Larry D. Lean, professor of art and artist in residence; Lenard D. Moore, associate professor of English and director of the college's literary festival; and William F. Gross, assistant professor of music, produced the project.

Lean did 12 acrylic paintings. Moore wrote a poem about each of the paintings. And Gross put music to each poem based on the painting.

The project began last fall when Sarah Merritt, director of the Arts Council of Wayne County, received a grant from the North Carolina Arts Council. She told the men the Arts Council wanted a show on satire.

"The Satire Project" mixes satire with art, poetry and music.
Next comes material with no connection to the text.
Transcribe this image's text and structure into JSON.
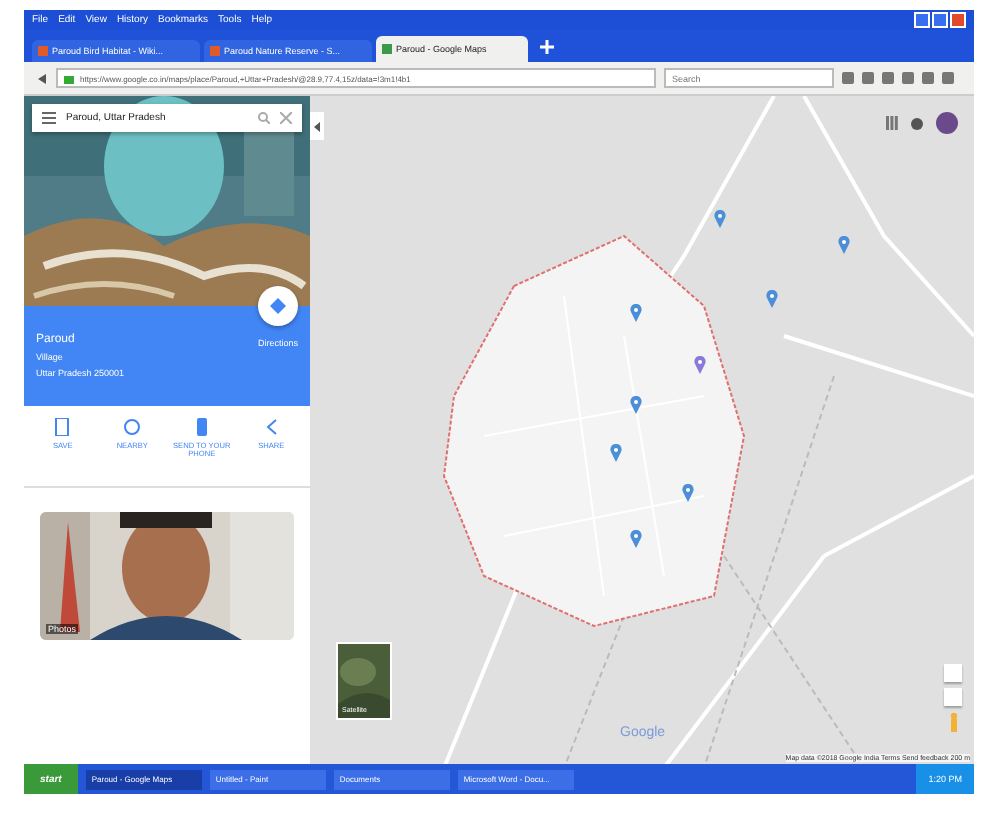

"It started out in a really infant-like style and has blossomed like nothing I could ever imagine," Lean said. "Working with these two accomplished artists gave me a chance for my paintings to have a new life that they never had.

"Franklin is so talented with what he does with the piano. With Lenard reciting his poetry, I was in awe. Not only was I honored, but the purple dog (his first painting) was honored also."

Lean said his paintings are satirical.

Like Man on Bicycle with Square Wheels.

"People don't ride bikes with square tires in the rain," Lean said.

Or Overfed Dog with Underfed Woman.

"People are underfed and have their dogs overfed," Lean said. "But it kind of states something about society. It reminds me of hearing about people who take such good care of their dogs that their own health goes to shambles."

There's also Ugly Gun and Beautiful Bullets. And Overkill where several guns are aimed at one little bug.

"It's a little bit of serendipity," Lean said. "But parts of it you realize that there's a real message here about guns and overkill, shootings.

Throughout the project, the three men pushed each other beyond their limits.

"Professor Lean was able to push my creativity and move me outside of my usual, and propel the imagination and create works that I hop make the audience feel something," Moore said.

Moore said he was compelled to do different things with his poetry while working with Gross.

"I didn't know I would sing some of my poems," he said. "The music led me to do that."

Lean's paintings and Moore's poems also encouraged Gross to experiment with music for the project.

"One of my personal goals for this, which I think they embraced, was that I was going to play piano with as many unique things as possible, whether it was using a pom pom to create a swishing sound and kind of draping it over the strings to get a light sense of pitch," he said. "Or slamming the tambourine on the strings to get kind of a boom when the purple lady gets struck by lightning. I also used percussion mallets, a squeegee and lots of combs from Walmart."

And one day, Gross walked in to the music department's copy room looking for something for the Overkill piece.

"I saw this idiophone, which is a percussive instrument that you shake," he said. "I struck it on the low strings and it sounded like gunshots.

"It was very much a stream of consciousness thing. The things that I saw in my daily life or the things I didn't see that I went out and bought, those are the things that created the sounds.

"At one point we have a bike in the rain, I took a glue stick and scraped it across the edge of the white keys of the piano and it creates a sound like a bicycle and raindrops, too."

University of Mount Olive student artwork will be on display in the TA Loving Gallery in support of the Satire Project.

There will be an opening reception April 1 from 5 to 7 p.m. The exhibit will run through May 13.

April 11 at 7 p.m. at the Arts Council, the three artists will give a live presentation about the project, complete with a DVD and a book relating to the project.